Trading cryptocurrency mining stocks isn’t easy, especially when one begins to invest in small-cap stocks. Stocks like CleanSpark, SOS and Ebang are easily influenced by the hype and market movements of groups of traders. With the right timing, early investors made fantastic returns in just a few short months, but opportunities like this are few and far between. Risky, early-stage investment saw quick returns, but those who didn’t realize when to sell off and move on would have done far better in a market they understood.

The difficulty of scaling and the rising cost of hardware — combined with rising regulation — create uncertain market conditions. Miners invest in ASIC rigs and other high-end mining equipment, relying on an estimated revenue rate based on their Petahash per second (PH/s) or Exahash per second (EH/s). Not all companies can keep up with the immediate costs, and while their computational power may be there, changes within the crypto space can lead to expenses smaller companies can’t afford.

Dangers of a New Industry

The cryptocurrency mining industry is still relatively new.
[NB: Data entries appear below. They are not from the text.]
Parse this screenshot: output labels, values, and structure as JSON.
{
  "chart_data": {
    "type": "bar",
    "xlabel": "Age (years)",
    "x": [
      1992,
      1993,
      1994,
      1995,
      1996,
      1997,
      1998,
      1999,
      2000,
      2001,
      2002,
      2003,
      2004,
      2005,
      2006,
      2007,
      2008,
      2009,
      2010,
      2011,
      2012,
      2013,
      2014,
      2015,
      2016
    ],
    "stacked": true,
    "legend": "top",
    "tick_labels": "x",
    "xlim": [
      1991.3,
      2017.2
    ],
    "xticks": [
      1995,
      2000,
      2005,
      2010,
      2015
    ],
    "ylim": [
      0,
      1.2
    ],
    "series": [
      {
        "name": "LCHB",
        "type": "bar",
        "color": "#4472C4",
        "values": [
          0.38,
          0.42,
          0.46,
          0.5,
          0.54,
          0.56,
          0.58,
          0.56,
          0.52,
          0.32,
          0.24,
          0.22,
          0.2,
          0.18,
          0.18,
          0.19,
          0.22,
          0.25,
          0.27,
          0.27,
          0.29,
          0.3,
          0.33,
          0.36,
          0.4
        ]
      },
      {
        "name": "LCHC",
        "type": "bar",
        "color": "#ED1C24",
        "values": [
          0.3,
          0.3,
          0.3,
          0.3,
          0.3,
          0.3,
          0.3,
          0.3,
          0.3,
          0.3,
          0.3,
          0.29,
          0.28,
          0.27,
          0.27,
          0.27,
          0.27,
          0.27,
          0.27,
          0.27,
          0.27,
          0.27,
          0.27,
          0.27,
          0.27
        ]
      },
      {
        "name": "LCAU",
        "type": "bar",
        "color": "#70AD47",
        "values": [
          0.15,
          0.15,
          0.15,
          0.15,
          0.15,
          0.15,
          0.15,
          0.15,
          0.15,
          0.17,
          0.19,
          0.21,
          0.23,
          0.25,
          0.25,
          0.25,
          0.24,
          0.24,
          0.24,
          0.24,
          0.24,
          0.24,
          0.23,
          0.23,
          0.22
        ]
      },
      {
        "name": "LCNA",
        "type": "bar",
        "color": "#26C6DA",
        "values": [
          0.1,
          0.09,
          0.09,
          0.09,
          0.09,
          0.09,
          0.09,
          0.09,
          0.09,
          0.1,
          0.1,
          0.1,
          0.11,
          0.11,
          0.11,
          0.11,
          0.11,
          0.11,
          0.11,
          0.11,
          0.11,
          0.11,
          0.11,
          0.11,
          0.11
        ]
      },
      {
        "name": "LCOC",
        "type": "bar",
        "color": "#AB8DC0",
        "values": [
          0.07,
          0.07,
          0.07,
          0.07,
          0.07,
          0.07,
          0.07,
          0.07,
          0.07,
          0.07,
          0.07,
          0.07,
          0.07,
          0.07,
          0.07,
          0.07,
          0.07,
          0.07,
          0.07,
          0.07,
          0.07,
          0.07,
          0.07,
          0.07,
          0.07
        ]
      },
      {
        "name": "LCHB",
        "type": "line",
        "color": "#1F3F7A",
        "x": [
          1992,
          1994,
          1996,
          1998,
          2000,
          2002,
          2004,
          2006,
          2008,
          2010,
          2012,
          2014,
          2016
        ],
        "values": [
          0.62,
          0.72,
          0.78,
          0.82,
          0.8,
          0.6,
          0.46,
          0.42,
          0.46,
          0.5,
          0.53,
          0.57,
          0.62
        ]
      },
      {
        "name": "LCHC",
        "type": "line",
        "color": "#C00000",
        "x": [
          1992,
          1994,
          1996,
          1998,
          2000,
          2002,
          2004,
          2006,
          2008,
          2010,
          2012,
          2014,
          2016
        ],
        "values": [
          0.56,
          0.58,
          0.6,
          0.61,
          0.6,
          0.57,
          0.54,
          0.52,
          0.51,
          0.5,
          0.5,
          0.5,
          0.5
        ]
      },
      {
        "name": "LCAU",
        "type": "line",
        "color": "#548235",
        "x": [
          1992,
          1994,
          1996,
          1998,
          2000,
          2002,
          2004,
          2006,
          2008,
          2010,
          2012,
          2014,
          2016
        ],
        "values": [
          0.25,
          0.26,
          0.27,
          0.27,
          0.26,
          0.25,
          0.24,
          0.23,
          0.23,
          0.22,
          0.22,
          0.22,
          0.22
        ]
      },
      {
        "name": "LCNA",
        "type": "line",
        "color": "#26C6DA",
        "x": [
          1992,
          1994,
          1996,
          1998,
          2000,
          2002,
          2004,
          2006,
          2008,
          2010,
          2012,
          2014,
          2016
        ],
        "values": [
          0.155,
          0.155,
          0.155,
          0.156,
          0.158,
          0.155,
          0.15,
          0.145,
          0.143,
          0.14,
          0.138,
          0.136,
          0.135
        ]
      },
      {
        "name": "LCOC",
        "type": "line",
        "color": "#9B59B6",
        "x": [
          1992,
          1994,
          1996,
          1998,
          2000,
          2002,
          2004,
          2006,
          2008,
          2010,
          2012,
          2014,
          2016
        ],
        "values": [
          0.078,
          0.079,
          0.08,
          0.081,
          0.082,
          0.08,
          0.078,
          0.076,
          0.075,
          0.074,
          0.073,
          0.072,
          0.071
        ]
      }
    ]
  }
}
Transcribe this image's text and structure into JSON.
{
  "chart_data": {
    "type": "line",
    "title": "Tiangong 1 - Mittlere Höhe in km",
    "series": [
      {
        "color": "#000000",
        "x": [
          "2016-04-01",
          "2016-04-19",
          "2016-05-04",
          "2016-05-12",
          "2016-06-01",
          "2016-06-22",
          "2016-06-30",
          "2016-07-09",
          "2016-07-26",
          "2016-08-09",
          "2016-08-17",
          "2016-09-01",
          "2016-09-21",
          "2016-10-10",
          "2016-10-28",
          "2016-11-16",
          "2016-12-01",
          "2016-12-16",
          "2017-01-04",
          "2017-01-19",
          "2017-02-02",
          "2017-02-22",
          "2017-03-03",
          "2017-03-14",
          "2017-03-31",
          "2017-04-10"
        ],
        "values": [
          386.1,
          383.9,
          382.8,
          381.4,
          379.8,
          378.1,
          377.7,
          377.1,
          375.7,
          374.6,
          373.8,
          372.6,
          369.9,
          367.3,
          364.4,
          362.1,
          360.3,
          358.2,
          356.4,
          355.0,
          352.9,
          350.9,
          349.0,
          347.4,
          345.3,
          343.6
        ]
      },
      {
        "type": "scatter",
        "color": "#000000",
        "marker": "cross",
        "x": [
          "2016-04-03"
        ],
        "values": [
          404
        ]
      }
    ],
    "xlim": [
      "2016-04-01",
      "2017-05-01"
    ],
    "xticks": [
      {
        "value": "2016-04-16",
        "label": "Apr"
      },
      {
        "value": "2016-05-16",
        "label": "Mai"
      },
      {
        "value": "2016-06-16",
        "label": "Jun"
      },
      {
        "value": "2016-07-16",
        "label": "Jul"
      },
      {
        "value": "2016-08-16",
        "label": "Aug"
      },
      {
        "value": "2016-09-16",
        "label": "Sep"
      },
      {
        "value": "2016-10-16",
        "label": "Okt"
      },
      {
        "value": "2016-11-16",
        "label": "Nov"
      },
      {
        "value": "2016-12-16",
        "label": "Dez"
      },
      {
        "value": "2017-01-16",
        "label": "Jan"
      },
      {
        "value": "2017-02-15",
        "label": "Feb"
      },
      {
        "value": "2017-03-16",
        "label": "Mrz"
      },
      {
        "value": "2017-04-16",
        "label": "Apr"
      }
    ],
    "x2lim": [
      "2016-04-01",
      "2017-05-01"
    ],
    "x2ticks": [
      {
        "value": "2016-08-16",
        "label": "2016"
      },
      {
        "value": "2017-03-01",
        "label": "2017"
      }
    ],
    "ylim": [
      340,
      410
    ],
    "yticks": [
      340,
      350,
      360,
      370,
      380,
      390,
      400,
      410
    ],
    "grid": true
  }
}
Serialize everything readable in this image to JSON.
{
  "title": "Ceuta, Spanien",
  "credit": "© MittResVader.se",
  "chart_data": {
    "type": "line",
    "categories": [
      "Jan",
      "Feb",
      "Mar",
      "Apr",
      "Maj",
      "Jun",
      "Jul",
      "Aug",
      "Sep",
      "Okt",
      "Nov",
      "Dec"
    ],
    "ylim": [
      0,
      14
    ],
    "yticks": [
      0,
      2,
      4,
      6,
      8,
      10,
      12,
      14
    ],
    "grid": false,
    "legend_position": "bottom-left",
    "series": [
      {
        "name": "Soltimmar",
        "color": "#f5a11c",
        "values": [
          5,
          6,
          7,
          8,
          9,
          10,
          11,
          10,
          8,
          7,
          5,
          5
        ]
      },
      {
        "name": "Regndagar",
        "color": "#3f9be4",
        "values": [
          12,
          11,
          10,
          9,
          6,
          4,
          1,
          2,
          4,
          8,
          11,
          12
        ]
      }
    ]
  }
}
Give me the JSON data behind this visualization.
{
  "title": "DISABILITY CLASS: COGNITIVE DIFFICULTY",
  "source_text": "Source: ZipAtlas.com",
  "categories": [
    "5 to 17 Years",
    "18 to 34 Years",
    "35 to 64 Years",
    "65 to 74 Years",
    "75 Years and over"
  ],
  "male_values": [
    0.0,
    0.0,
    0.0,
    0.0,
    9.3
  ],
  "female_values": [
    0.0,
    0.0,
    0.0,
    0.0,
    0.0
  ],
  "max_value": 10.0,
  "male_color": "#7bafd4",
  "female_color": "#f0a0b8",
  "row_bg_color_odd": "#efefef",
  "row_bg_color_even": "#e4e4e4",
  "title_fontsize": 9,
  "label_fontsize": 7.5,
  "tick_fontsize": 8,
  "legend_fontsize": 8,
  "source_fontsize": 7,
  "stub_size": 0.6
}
You have far more people owning crypto than mining crypto, and little is known about the future of related industries. Conventional stocks are connected to companies and movements which have been charted and studied relative to competitors for years. However, cryptocurrency’s future is uncertain, which is largely responsible for the prevailing volatility. A lack of basic comparative measures between new mining companies makes gauging investment viability extremely difficult.

There’s very little to go on when analyzing the viability of new miners, other than the basic hash rate offered and the share price. Before China’s crackdown on cryptocurrency, which banned initial coin offerings and cryptocurrency mining, the country was a haven for startups. Companies like Bit Digital, Inc. are now forced to find new locations for over 20,000 computers. If local regulation and tariff structures around the world change too much in the coming years, miners may be forced to shut down operations completely. 

Unstable Share Prices

Cryptocurrency mining companies have fixed costs which allow for fairly reliable revenue projections. DMG Blockchain Solutions CEO Sheldon Bennett explains that in the $16 billion dollar Bitcoin mining market, around $5 billion is spent annually in mining costs for Bitcoin mining companies, which leaves the miners taking roughly $11 billion in profit. This doesn’t mean, however, that the share price of mining companies will remain stable.

The recent ban on cryptocurrency mining in China uprooted countless mining companies, creating an unexpected and unforeseen expense. We have yet to see the effect of moving thousands of mining machines to new countries — and even after crypto mining share prices adjust, they’ll take time to find their new place amid the new infrastructure. New regulations and changes within the industry create unstable share prices that are hard to predict.

The Bottom Line

Crypto mining stocks offer investors a leveraged bet against the price of Bitcoin. However, Bitcoin mining involves a significant amount of risk, both financial and regulatory. High up-front costs that crypto mining companies have to pay for specialized equipment expose them to operational inefficiencies, and huge energy consumption and carbon footprint draw significant negative attention. The inherently volatile nature of crypto is often magnified in crypto mining stocks. 

Many seasoned investors still prefer Bitcoin and Ether as long-term investments. The U.S. investment sector is eagerly awaiting any ETF approval by the SEC. The United States’ last application was filed by VanEck ETFs in March of 2021. Whether they’ll end up approved or not remains unknown, but investors are confident that it’s just a matter of time before a Bitcoin ETF will be approved. Until then, investing in Bitcoin and other cryptocurrencies is a far more stable strategy than unpredictable, high-volatility cryptocurrency mining shares.